Dies geschieht auf einer Insel, die einen großen Teil der konsumierten Produkte importieren muss und die keinerlei internationale Unterstützung erhält (die enormen Schwierigkeiten, die Venezuela durchmacht, haben sich auch auf Kuba negativ ausgewirkt), was in mancher Hinsicht an die schlimmsten Zeiten der „Sonderperiode“ erinnert. Die Blockade verhindert auch die Produktion von Covid-19-Impfstoffen für die Kubaner:innen, obwohl Kuba anderen Ländern während der Pandemie geholfen hat.

Hinzu kommt ein tief sitzendes Unbehagen auf der Insel: In den letzten dreißig Jahren hat die soziale Differenzierung stark zugenommen, in diesen Jahren hat die Regierung ausländische Investitionen anzuziehen und den Tourismussektor zu entwickeln versucht, was eine Zunahme der Privatinitiative mit Beschäftigung von Angestellten ermöglicht hat.
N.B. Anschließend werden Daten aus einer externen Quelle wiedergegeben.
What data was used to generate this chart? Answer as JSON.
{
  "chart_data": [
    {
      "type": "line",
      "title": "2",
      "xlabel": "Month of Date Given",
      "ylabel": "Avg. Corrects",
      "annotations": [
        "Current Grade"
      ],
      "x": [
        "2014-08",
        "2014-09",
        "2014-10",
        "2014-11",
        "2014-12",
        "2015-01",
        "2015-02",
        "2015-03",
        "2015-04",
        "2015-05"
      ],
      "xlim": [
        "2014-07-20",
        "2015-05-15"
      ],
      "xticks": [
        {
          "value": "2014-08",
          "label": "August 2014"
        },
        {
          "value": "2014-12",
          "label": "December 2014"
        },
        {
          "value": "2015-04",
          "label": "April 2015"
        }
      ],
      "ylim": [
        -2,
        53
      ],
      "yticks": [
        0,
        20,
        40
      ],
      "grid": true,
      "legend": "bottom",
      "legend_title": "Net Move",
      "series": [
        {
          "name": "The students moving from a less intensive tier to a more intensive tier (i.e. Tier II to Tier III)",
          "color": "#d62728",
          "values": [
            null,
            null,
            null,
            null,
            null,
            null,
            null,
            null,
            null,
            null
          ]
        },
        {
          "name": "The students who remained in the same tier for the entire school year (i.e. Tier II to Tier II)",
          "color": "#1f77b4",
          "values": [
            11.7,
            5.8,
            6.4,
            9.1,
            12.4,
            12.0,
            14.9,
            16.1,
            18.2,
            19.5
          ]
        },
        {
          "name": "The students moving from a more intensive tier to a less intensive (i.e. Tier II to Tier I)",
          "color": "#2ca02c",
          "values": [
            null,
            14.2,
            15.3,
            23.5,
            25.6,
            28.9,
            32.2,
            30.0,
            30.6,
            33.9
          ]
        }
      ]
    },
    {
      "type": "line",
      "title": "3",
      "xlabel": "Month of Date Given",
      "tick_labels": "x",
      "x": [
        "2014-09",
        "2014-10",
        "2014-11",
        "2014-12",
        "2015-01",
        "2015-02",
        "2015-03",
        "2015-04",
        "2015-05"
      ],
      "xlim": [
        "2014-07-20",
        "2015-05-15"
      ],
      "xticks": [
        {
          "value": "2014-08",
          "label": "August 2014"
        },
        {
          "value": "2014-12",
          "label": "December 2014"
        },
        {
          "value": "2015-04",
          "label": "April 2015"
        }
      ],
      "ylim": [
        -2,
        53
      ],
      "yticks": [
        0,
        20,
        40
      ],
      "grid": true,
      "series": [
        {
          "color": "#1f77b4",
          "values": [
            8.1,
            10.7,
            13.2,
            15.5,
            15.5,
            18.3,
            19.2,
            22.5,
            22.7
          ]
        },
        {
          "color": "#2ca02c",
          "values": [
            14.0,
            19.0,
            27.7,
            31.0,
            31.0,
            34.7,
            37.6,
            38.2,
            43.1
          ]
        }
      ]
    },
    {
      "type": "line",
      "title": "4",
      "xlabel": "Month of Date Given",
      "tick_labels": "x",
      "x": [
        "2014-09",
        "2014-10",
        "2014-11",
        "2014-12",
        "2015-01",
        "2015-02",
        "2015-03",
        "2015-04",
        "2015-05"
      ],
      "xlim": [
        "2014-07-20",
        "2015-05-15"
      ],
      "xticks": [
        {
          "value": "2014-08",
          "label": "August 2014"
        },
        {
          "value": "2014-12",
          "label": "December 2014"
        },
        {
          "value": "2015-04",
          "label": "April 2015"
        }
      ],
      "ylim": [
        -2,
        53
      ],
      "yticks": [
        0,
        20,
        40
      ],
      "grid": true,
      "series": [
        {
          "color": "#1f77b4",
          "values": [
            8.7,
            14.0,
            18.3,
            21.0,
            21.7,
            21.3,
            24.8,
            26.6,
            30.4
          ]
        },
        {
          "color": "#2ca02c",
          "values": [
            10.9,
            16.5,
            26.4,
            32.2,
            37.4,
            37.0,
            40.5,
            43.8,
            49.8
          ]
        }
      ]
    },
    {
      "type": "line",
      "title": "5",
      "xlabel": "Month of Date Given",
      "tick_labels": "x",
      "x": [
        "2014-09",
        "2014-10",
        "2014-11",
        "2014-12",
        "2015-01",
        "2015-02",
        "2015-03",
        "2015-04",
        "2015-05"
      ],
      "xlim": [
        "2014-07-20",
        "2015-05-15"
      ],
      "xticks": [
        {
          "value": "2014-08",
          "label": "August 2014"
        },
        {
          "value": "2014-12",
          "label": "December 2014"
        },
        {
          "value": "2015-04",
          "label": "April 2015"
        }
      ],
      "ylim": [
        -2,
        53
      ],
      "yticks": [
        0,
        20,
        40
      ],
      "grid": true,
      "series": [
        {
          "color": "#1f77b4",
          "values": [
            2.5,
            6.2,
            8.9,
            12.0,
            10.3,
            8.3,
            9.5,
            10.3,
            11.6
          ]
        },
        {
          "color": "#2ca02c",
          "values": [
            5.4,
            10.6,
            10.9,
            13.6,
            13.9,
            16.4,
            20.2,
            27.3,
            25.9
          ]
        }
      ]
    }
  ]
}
In einer Situation, in der Waren knapp sind, hat der ungleiche Zugang zu US-Dollars die Ungleichheiten noch weiter erhöht; sie sind jedoch viel geringer geblieben als in Ländern, in denen der Kapitalismus restauriert ist, wie China, Vietnam und der ehemalige osteuropäische Block. In Kuba hat sich kein großer lokaler kapitalistischer Sektor entwickelt, der zur Ausbeutung von Lohnarbeit berechtigt wäre. Der lokale kapitalistische Sektor wächst zwar, aber nicht in demselben Ausmaß wie in den genannten Ländern. Die Verfassungsänderungen von 2019 haben deutlich gemacht, dass es noch rechtliche Hindernisse für die freie Entfaltung des kapitalistischen Sektors gibt, insbesondere die Begrenzung der Anzahl der Lohnempfänger:innen, die der lokale Privatsektor einstellen darf.

Zu den besorgniserregenden Auswirkungen der zunehmenden Ungleichheit, der Blockade und der Steigerung der Inlandsproduktion, um die Bedürfnisse der Bevölkerung zu befriedigen, kommt die Ausbreitung evangelikaler religiöser Sekten hinzu, die Druck auf die Regierung ausüben, damit diese z. B. die volle Anerkennung der Rechte von LGBTQI+ einschränkt.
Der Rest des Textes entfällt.